An Extension on PointNet and MARS through LSTM Integration

More Info
expand_more

Abstract

The People Counting Problem requires calculating the number of people in a region of interest. This is needed in crowd-monitoring scenarios but has become increasingly problematic when relying on video cameras, as they raise privacy concerns. Instead, we propose using a mmWave radar to detect people by creating point clouds from their radar signal reflections. This approach, however, can pose challenges when people walk closely together because their individual point clouds overlap and are seen as a single, larger cloud. It is difficult to count how many individuals this large point cloud holds, which can lead to miscounting the people in the scene.
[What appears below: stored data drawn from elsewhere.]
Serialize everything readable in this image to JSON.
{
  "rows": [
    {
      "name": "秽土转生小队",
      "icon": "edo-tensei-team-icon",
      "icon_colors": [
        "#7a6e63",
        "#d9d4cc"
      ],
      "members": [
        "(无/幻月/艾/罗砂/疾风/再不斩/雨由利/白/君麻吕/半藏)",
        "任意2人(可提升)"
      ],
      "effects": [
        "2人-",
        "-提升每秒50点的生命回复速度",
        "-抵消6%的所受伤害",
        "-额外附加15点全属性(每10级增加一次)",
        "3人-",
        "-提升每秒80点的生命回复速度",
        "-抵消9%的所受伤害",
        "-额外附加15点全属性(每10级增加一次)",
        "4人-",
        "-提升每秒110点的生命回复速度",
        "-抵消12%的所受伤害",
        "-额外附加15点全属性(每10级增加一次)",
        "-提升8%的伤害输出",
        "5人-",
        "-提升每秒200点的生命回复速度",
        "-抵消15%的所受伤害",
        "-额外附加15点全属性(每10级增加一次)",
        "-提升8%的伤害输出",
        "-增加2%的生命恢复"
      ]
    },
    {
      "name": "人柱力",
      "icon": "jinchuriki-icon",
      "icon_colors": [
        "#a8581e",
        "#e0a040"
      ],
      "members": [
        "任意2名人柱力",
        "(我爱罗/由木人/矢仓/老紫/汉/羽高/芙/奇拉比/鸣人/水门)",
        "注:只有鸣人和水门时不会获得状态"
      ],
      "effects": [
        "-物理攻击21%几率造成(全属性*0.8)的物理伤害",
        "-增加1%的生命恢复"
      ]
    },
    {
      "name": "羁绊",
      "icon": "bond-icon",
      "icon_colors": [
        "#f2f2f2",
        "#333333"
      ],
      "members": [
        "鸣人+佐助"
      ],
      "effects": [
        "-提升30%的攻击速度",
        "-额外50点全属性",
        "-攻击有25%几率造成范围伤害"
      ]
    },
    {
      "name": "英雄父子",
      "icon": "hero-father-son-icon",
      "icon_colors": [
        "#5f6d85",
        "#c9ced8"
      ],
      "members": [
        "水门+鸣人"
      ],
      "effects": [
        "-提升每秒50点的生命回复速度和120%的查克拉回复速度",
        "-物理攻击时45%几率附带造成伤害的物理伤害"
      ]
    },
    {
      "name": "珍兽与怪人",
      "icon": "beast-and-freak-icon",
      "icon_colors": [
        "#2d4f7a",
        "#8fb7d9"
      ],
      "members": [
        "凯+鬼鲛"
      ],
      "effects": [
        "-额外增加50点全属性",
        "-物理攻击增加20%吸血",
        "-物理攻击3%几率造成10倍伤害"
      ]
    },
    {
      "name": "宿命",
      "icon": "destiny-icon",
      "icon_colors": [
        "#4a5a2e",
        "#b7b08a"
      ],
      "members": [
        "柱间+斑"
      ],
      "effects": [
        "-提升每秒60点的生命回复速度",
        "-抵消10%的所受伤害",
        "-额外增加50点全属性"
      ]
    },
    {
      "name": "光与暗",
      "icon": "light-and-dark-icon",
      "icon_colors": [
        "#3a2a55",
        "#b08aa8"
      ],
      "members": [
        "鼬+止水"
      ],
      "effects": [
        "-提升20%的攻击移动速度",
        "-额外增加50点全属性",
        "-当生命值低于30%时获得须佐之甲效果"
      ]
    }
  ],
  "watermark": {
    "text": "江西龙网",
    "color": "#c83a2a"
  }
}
One approach to address this issue is leveraging the time dimension in people walking sequences, which can be done with Long Short-Term Memory (LSTM) models. Given this, we investigate how two state-of-the-art models, PointNet and MARS, perform for people counting from point clouds when extended through LSTMs. The results show how both PointNet and MARS improve performance when extended by LSTMs. Particularly, despite having over double the parameters, MARS+LSTM outperforms PointNet+LSTM in terms of accuracy and computational efficiency. MARS+LSTM can effectively capture small changes in the local structure of point clouds between frames, which PointNet loses due to max pooling. This highlights the importance of selecting a model architecture, like the CNN in MARS, that aligns with the data characteristics to maximise performance.